Finito quel periodo, traslocai la mia vita a Foggia. Non conoscevo l’espressione “fare del bene”, ma verso i 16 anni ho cominciato a usare la parola “volontario” (del coro, del gruppo disabili, della “sofferenza”). In quegli anni il sentimento che pervadeva la maggior parte dei giovani era ‘denso’ (4), tenuto continuamente sotto pressione, e per noi era normale che questo stato di cose portasse anche a fare delle scelte estreme: o ti drogavi (per rinuncia di fronte alla sfida delle ingiustizie) o ti facevi prete (per dare un segnale inequivocabile al mondo). Nel 1980 un evento drammatico riuscì a raccogliere l’energia che stava covando nella generazione emergente. Il terremoto dell’Irpinia scosse le coscienze e finì per mobilitare centinaia di giovani che, pur non conoscendo il termine “umanitario”, avevano cominciato a scrivere la loro grammatica del dono e della filantropia operosa.

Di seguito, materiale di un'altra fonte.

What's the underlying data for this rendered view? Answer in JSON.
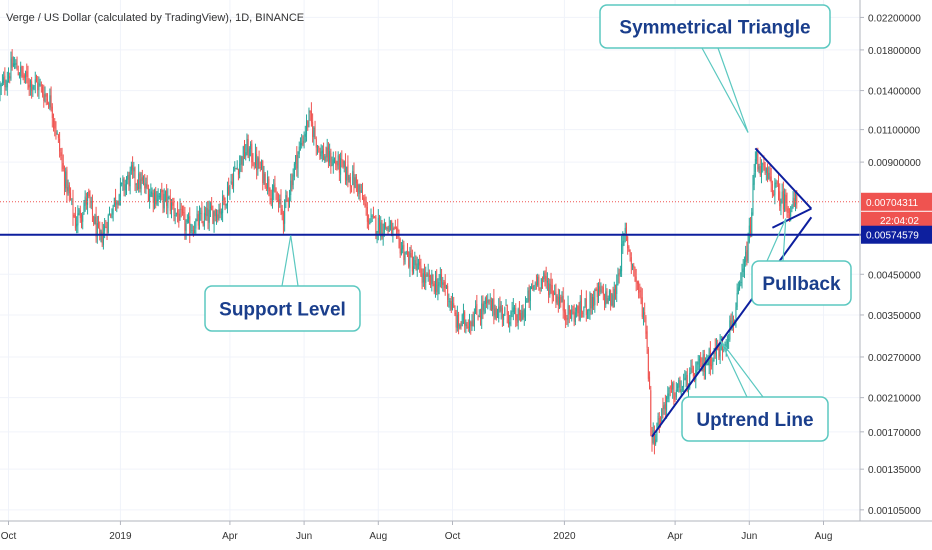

Parlo di un pezzo di storia che conosco meglio. Ma sappiamo che nello stesso periodo, in altre zone della Penisola, si stavano già prodigando per gli altri coloro che poi avremmo riconosciuto come i nostri giganti più veri. E don Luigi Ciotti, una pianta nata in terra veneta, divenuta albero ben radicato a Torino, era uno di loro. Nel 2020 don Luigi ha voluto raccontare con un libro il senso di un anniversario importante per il Gruppo Abele (55°). Il suo messaggio centrale è chiaro: i buoni sentimenti, da soli, non portano da nessuna parte; senza un forte senso della giustizia non è possibile penetrare il dolore dell’altro per poi arrivare a guarirlo. Non è una lettura come tante. Le cose di cui parla don Ciotti mi arrivano come un pugno ricevuto in pieno viso, una sensazione che non dipende dal fondatore del Gruppo Abele. Le sue parole, infatti, sono memoria, testimonianza e insegnamento. Le mie reazioni, invece, sono il ritratto dell’incapacità di avvicinarsi con la propria vita ad una delle aspirazioni più elevate: prendersi cura del corpo dell’altro per dare all’anima un posto dove abitare (5).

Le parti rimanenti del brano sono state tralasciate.